Il s’arrêta. Biron était devant lui.

— Sire, fit le Maréchal stupéfait, voici bien longtemps que je vous observe errant à la rustique mais sans faire un pas en avant. Que Votre Majesté regarde : Elle vient de tourner deux heures autour d’un moulin.

Le roi regarda. Son camp reposait à une demi-lieue, la ferme était près de lui, à portée de voix, et le vieux cheval du meunier, comme s’il avait tourné la grande barre et moulu pendant ces deux heures, commençait gaiement à brouter. Le Gascon eut envie d’en rire, mais il réfléchit.

Une lumière lente emplissait ses yeux ; à la fin, chargés de pensée, ils rayonnèrent.


— Mon ami, dit-il tout d’un coup, au lieu de trouver la chose risible, il nous faut remercier ce cheval qui me ramena au labeur quand je crus aller en promenade. (Il le caressait doucement) Semblable à cette bête que l’antiquité eût faite homme, à ce cheval qui pour mieux m’apprendre s’achemina de lui-même à son atelier quotidien, je reconnais aujourd’hui qu’il ne faut jamais « s’écarter » des projets qu’on doit accomplir.
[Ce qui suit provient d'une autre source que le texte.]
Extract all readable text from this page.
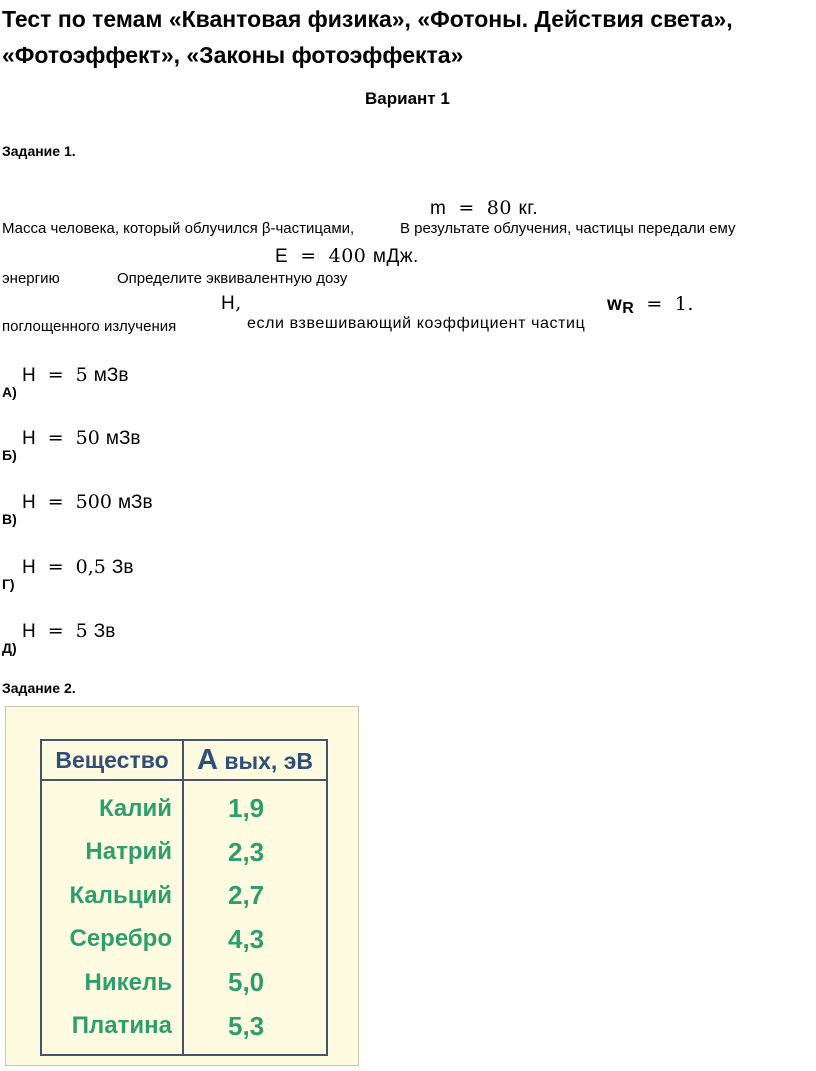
Тест по темам «Квантовая физика», «Фотоны. Действия света»,
«Фотоэффект», «Законы фотоэффекта»
Вариант 1
Задание 1.
m = 80 кг.
Масса человека, который облучился β-частицами,	В результате облучения, частицы передали ему
E = 400 мДж.
энергию	Определите эквивалентную дозу
H,	wR = 1.
поглощенного излучения	если взвешивающий коэффициент частиц
H = 5 мЗв
А)
H = 50 мЗв
Б)
H = 500 мЗв
В)
H = 0,5 Зв
Г)
H = 5 Зв
Д)
Задание 2.
Вещество	А вых, эВ
Калий	1,9
Натрий	2,3
Кальций	2,7
Серебро	4,3
Никель	5,0
Платина	5,3
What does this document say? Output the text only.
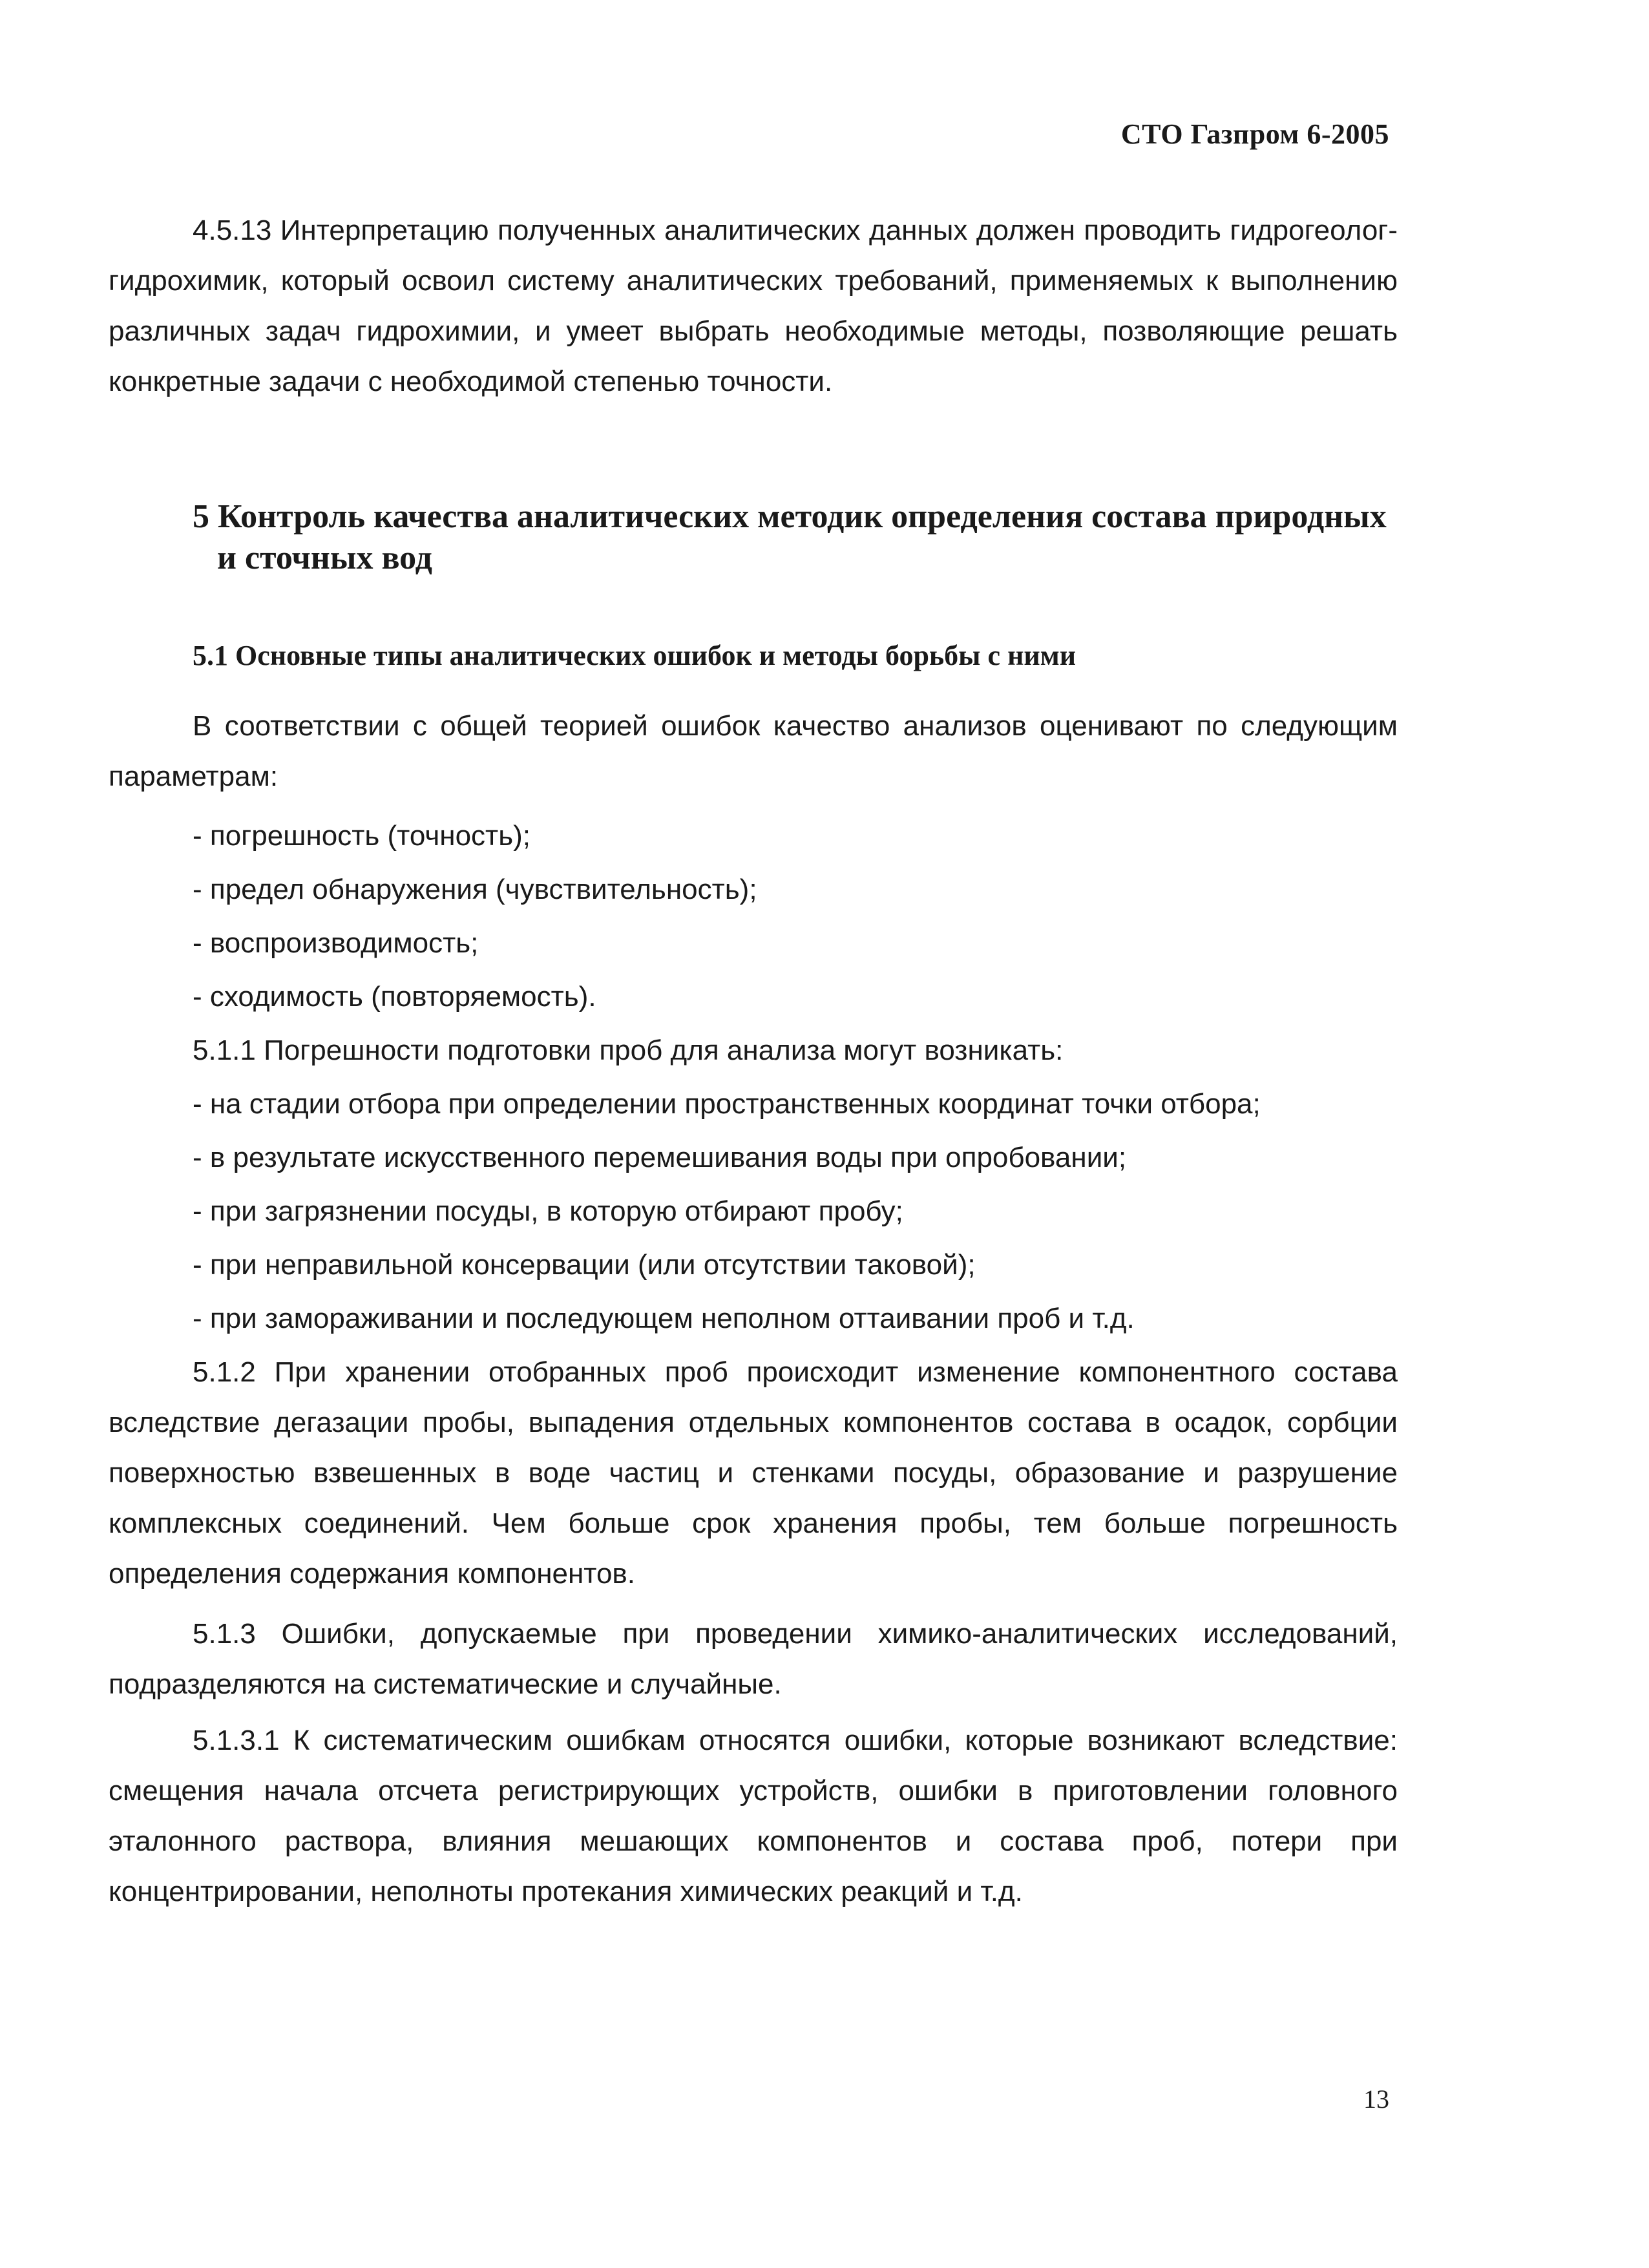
СТО Газпром 6-2005
4.5.13 Интерпретацию полученных аналитических данных должен проводить гидрогеолог-гидрохимик, который освоил систему аналитических требований, применяемых к выполнению различных задач гидрохимии, и умеет выбрать необходимые методы, позволяющие решать конкретные задачи с необходимой степенью точности.
5 Контроль качества аналитических методик определения состава природных
и сточных вод
5.1 Основные типы аналитических ошибок и методы борьбы с ними
В соответствии с общей теорией ошибок качество анализов оценивают по следующим параметрам:
- погрешность (точность);
- предел обнаружения (чувствительность);
- воспроизводимость;
- сходимость (повторяемость).
5.1.1 Погрешности подготовки проб для анализа могут возникать:
- на стадии отбора при определении пространственных координат точки отбора;
- в результате искусственного перемешивания воды при опробовании;
- при загрязнении посуды, в которую отбирают пробу;
- при неправильной консервации (или отсутствии таковой);
- при замораживании и последующем неполном оттаивании проб и т.д.
5.1.2 При хранении отобранных проб происходит изменение компонентного состава вследствие дегазации пробы, выпадения отдельных компонентов состава в осадок, сорбции поверхностью взвешенных в воде частиц и стенками посуды, образование и разрушение комплексных соединений. Чем больше срок хранения пробы, тем больше погрешность определения содержания компонентов.
5.1.3 Ошибки, допускаемые при проведении химико-аналитических исследований, подразделяются на систематические и случайные.
5.1.3.1 К систематическим ошибкам относятся ошибки, которые возникают вследствие: смещения начала отсчета регистрирующих устройств, ошибки в приготовлении головного эталонного раствора, влияния мешающих компонентов и состава проб, потери при концентрировании, неполноты протекания химических реакций и т.д.
13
Compagnon, m’a dit ce vieux cheval, l’œuvre des monarques est de s’empresser à la meule, laquelle broie le blé, âme du pain où se rassasie l’univers, (Le roi rêvait) Conquêtes, renommées sanglantes, choses vaines, monsieur de Biron. Ce n’est pas inutilement que je viens de tourner deux heures autour d’une idée. Encore quelque temps, moi debout et Mayenne à terre, on verra nos rôles si la vilaineté de la Ligue transforma la France en place d’armes, c’est à moi d’en faire un moulin ; — hue !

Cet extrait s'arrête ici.